Effie Lee Newsome (1885 - 1979), born Mary Effie Lee in Philadelphia, Pennsylvania, was a Harlem Renaissance writer.[1] [2] She mostly wrote children's poems, and was the first famous African-American poet whose work was mostly in this area. She edited a column in The Crisis from 1925 until 1929, called "The Little Page", where she made drawings and wrote poetry for children and parables about being young and black in the 1920s.[1] Newsome also illustrated for children's magazines and edited children's columns for Opportunity.[3]
She also wrote poems for adults, which were included in The Poetry of the Negro (1949). Her only volume of poetry was Gladiola Garden (1940).[3]
In addition to her writing, she worked as a librarian at an elementary school in Wilberforce, Ohio.[3] She attended Wilberforce University, Oberlin College, the Pennsylvania Academy of the Fine Arts, and the University of Pennsylvania.[3]

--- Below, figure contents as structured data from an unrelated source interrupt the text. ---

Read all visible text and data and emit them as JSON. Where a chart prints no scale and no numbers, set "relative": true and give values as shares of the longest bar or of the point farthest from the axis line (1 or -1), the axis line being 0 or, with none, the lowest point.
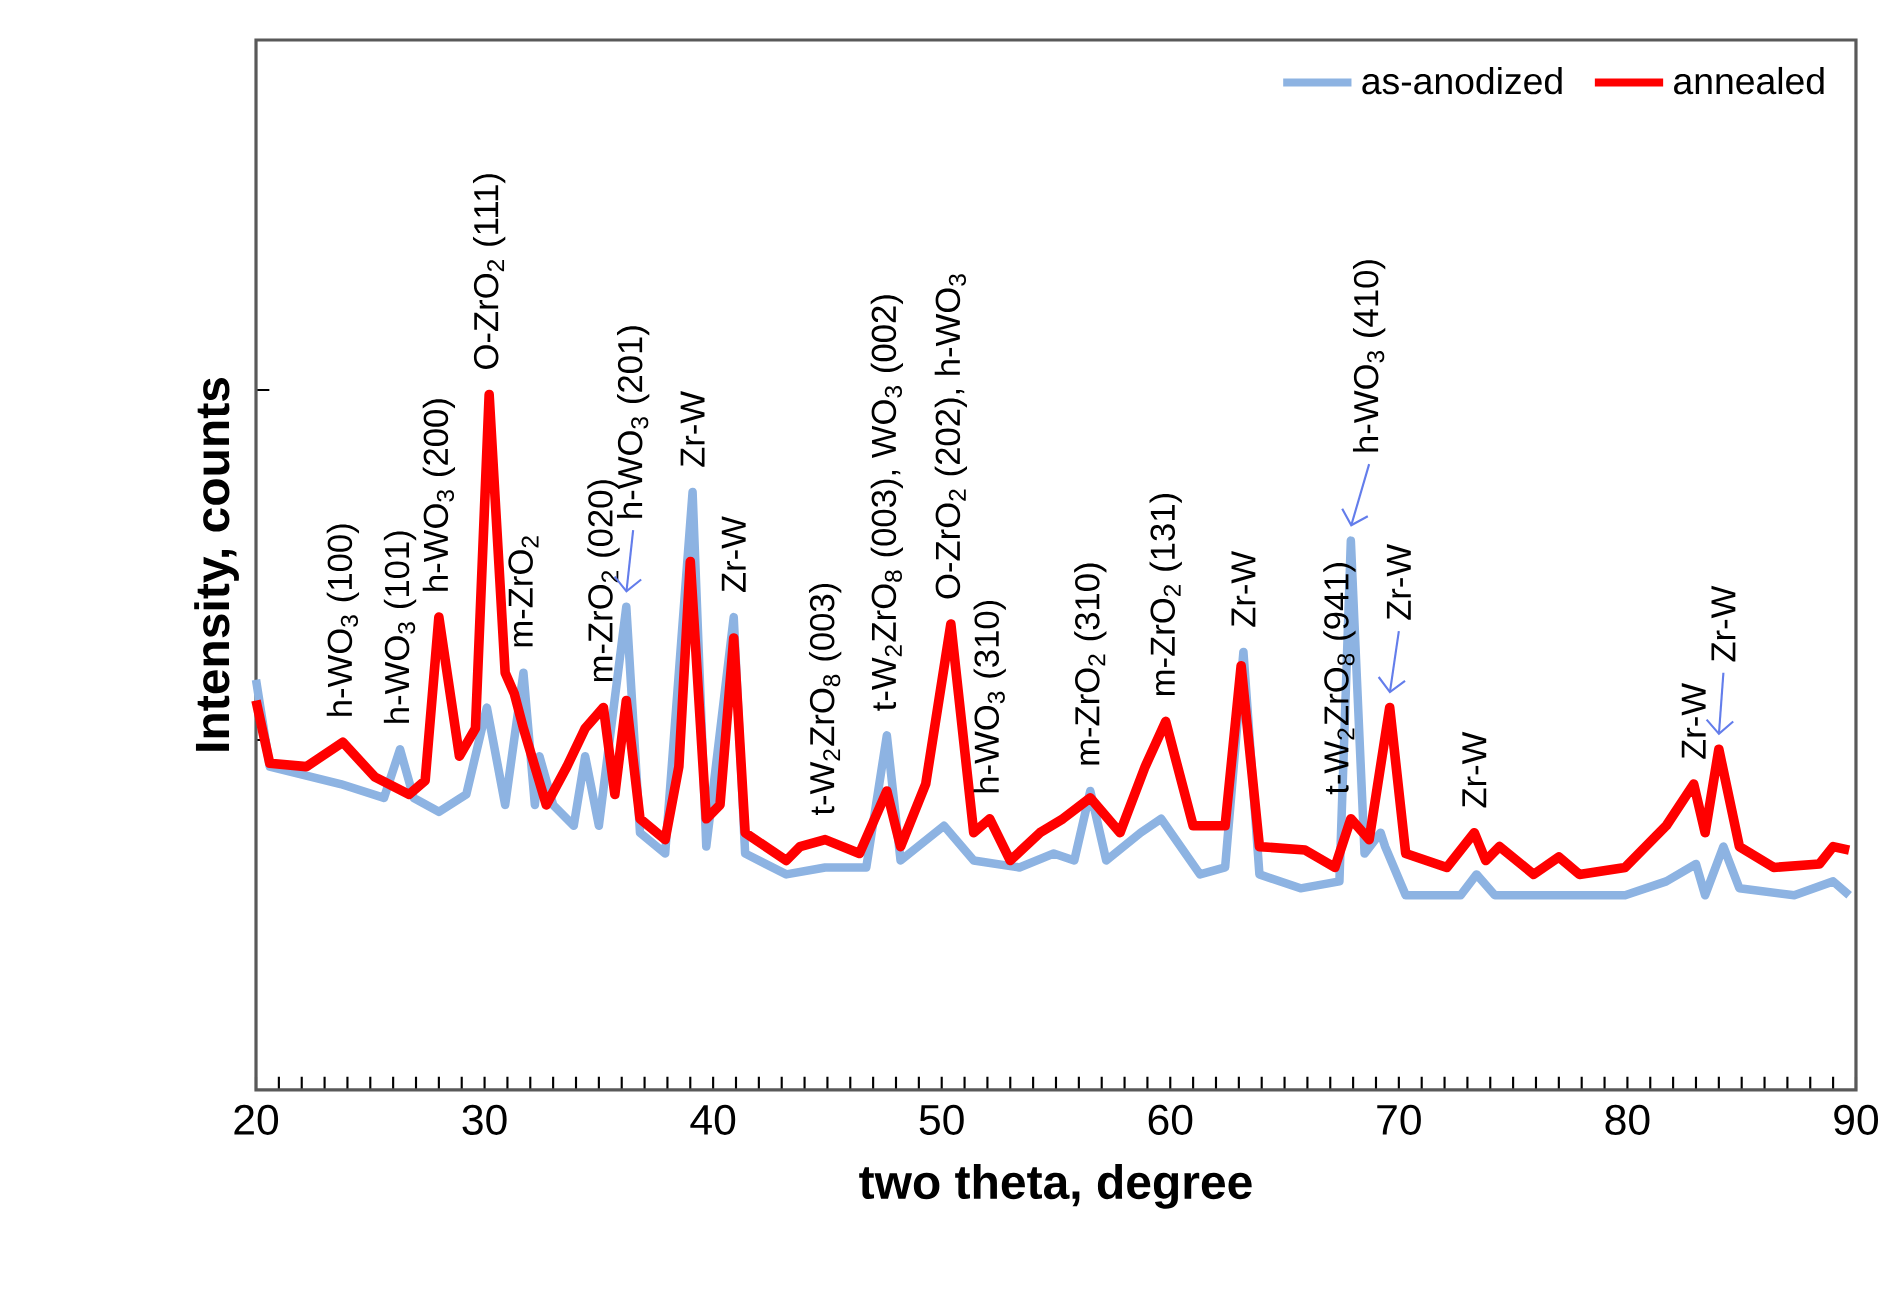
{
  "chart_data": {
    "type": "line",
    "relative": true,
    "xlabel": "two theta, degree",
    "ylabel": "Intensity, counts",
    "xlim": [
      20,
      90
    ],
    "xticks": [
      20,
      30,
      40,
      50,
      60,
      70,
      80,
      90
    ],
    "grid": false,
    "legend": "top right",
    "marker": "none",
    "line_style": "solid",
    "series": [
      {
        "name": "as-anodized",
        "color": "#8db3e2",
        "x": [
          20,
          20.6,
          23.7,
          25.6,
          26.3,
          26.9,
          28.0,
          29.2,
          30.1,
          30.9,
          31.7,
          32.2,
          32.4,
          33.0,
          33.9,
          34.4,
          35.0,
          36.2,
          36.8,
          37.9,
          39.1,
          39.7,
          40.9,
          41.4,
          43.2,
          44.9,
          46.7,
          47.6,
          48.2,
          50.1,
          51.4,
          53.4,
          54.9,
          55.8,
          56.5,
          57.2,
          58.7,
          59.6,
          61.3,
          62.4,
          63.2,
          63.9,
          65.7,
          67.4,
          67.9,
          68.5,
          69.2,
          69.4,
          70.3,
          72.7,
          73.4,
          74.2,
          77.0,
          79.9,
          81.7,
          83.0,
          83.4,
          84.2,
          84.9,
          87.3,
          89.0,
          89.7
        ],
        "values": [
          0.59,
          0.465,
          0.44,
          0.42,
          0.49,
          0.42,
          0.4,
          0.425,
          0.55,
          0.41,
          0.6,
          0.41,
          0.48,
          0.41,
          0.38,
          0.48,
          0.38,
          0.695,
          0.37,
          0.34,
          0.86,
          0.35,
          0.68,
          0.34,
          0.31,
          0.32,
          0.32,
          0.51,
          0.33,
          0.38,
          0.33,
          0.32,
          0.34,
          0.33,
          0.43,
          0.33,
          0.37,
          0.39,
          0.31,
          0.32,
          0.63,
          0.31,
          0.29,
          0.3,
          0.79,
          0.34,
          0.37,
          0.35,
          0.28,
          0.28,
          0.31,
          0.28,
          0.28,
          0.28,
          0.3,
          0.325,
          0.28,
          0.35,
          0.29,
          0.28,
          0.3,
          0.28
        ]
      },
      {
        "name": "annealed",
        "color": "#ff0000",
        "x": [
          20,
          20.6,
          22.2,
          23.8,
          25.2,
          26.7,
          27.4,
          28.0,
          28.9,
          29.6,
          30.2,
          30.9,
          31.3,
          31.7,
          32.7,
          33.6,
          34.4,
          35.2,
          35.7,
          36.2,
          36.8,
          37.9,
          38.5,
          39.0,
          39.7,
          40.3,
          40.9,
          41.4,
          43.2,
          43.8,
          44.9,
          46.4,
          47.6,
          48.2,
          49.3,
          50.4,
          51.4,
          52.1,
          53.0,
          54.3,
          55.3,
          56.5,
          57.8,
          58.9,
          59.8,
          61.0,
          62.4,
          63.1,
          63.9,
          65.9,
          67.2,
          67.9,
          68.7,
          69.6,
          70.3,
          72.1,
          73.3,
          73.8,
          74.4,
          75.9,
          77.0,
          77.9,
          79.9,
          81.7,
          82.9,
          83.4,
          84.0,
          84.9,
          86.4,
          88.4,
          89.0,
          89.7
        ],
        "values": [
          0.56,
          0.47,
          0.465,
          0.5,
          0.45,
          0.425,
          0.445,
          0.68,
          0.48,
          0.52,
          1.0,
          0.6,
          0.57,
          0.52,
          0.41,
          0.465,
          0.52,
          0.55,
          0.425,
          0.56,
          0.39,
          0.36,
          0.465,
          0.76,
          0.39,
          0.41,
          0.65,
          0.37,
          0.33,
          0.35,
          0.36,
          0.34,
          0.43,
          0.35,
          0.44,
          0.67,
          0.37,
          0.39,
          0.33,
          0.37,
          0.39,
          0.42,
          0.37,
          0.465,
          0.53,
          0.38,
          0.38,
          0.61,
          0.35,
          0.345,
          0.32,
          0.39,
          0.36,
          0.55,
          0.34,
          0.32,
          0.37,
          0.33,
          0.35,
          0.31,
          0.335,
          0.31,
          0.32,
          0.38,
          0.44,
          0.37,
          0.49,
          0.35,
          0.32,
          0.325,
          0.35,
          0.345
        ]
      }
    ],
    "annotations": [
      {
        "text": "h-WO$_{3}$ (100)",
        "x": 23.8,
        "y": 0.5
      },
      {
        "text": "h-WO$_{3}$ (101)",
        "x": 26.3,
        "y": 0.49
      },
      {
        "text": "h-WO$_{3}$ (200)",
        "x": 28.0,
        "y": 0.68
      },
      {
        "text": "O-ZrO$_{2}$ (111)",
        "x": 30.2,
        "y": 1.0
      },
      {
        "text": "m-ZrO$_{2}$",
        "x": 31.7,
        "y": 0.6
      },
      {
        "text": "m-ZrO$_{2}$ (020)",
        "x": 35.2,
        "y": 0.55
      },
      {
        "text": "h-WO$_{3}$ (201)",
        "x": 36.2,
        "y": 0.695
      },
      {
        "text": "Zr-W",
        "x": 39.1,
        "y": 0.86
      },
      {
        "text": "Zr-W",
        "x": 40.9,
        "y": 0.68
      },
      {
        "text": "t-W$_{2}$ZrO$_{8}$ (003)",
        "x": 44.9,
        "y": 0.36
      },
      {
        "text": "t-W$_{2}$ZrO$_{8}$ (003), WO$_{3}$ (002)",
        "x": 47.6,
        "y": 0.51
      },
      {
        "text": "O-ZrO$_{2}$ (202), h-WO$_{3}$",
        "x": 50.4,
        "y": 0.67
      },
      {
        "text": "h-WO$_{3}$ (310)",
        "x": 52.1,
        "y": 0.39
      },
      {
        "text": "m-ZrO$_{2}$ (310)",
        "x": 56.5,
        "y": 0.43
      },
      {
        "text": "m-ZrO$_{2}$ (131)",
        "x": 59.8,
        "y": 0.53
      },
      {
        "text": "Zr-W",
        "x": 63.2,
        "y": 0.63
      },
      {
        "text": "t-W$_{2}$ZrO$_{8}$ (941)",
        "x": 67.4,
        "y": 0.39
      },
      {
        "text": "h-WO$_{3}$ (410)",
        "x": 67.9,
        "y": 0.79
      },
      {
        "text": "Zr-W",
        "x": 69.6,
        "y": 0.55
      },
      {
        "text": "Zr-W",
        "x": 73.3,
        "y": 0.37
      },
      {
        "text": "Zr-W",
        "x": 82.9,
        "y": 0.44
      },
      {
        "text": "Zr-W",
        "x": 84.0,
        "y": 0.49
      }
    ]
  }
}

Mary Effie Lee, better known as Effie Lee Newsome, was born on January 19, 1885, in Philadelphia, to parents Benjamin Franklin Lee and Mary Elizabeth Ashe Lee. In 1892, Newsome's father was named the 20th Bishop of the A.M.E. Church in Waco, Texas. In 1896, the family moved from Texas to Xenia, Ohio. Effie began her higher education at Wilberforce University (1901-1904), Oberlin College (1904-1905), the Philadelphia Academy of Fine Arts (1907-1908), and the University of Pennsylvania (1911-1914).[4]
Starting in 1917, Effie Lee Newsome began working with W.E.B. Du Bois on The Crisis magazine. In 1920, Mary Effie Lee married Reverend Henry Nesby Newsome, and she was thereafter was known as Effie Lee Newsome. After their marriage, Effie and Reverend Henry moved to Birmingham, Alabama. Newsome continued to contribute to a section of The Crisis known as The Little Page until 1934. While in Alabama, she organized the Boys of Birmingham Club and became an elementary school teacher and children's librarian. After relocating to Wilberforce, Ohio Effie Lee Newsome found work as a librarian in an elementary school and continued to build her career as a writer during the Harlem Renaissance.[4]
Though Effie Lee Newsome was primarily known as a nature poet and a contributor to children's literature, her impression of the people of the Harlem Renaissance was clear. Upon starting to write for The Crisis in 1917, and then in 1925, writing for her own section of the magazine known as The Little Page, Newsome was given a specific task. It was Newsome's job to teach the black youth of America that to be colored was to be beautiful. Such ideas were present in poems such as Newsome's To a Black Boy. Newsome was also expected to teach the black youth about their history as a people and how to turn the anger toward white America into love and compassion. Newsome's contribution to children's literature was aligned to some degree with that of W.E.B Du Bois, her editor in the early days of the NAACP. Their work together is an important part of Newsome's story, for it was Newsome's job to carry on within the pages of The Crisis Magazine (the NAACP monthly) what Du Bois had tried to achieve in his periodical for children, The Brownies' Book (also under NAACP auspices).[5]
A 1974 tornado destroyed the Newsome home in Xenia, Ohio, and most of her papers were lost. Newsome wrote a biographical sketch for Arna Bontemps which is currently in the Harold Jackson Collection at the Atlanta University Center Library in Atlanta, Georgia.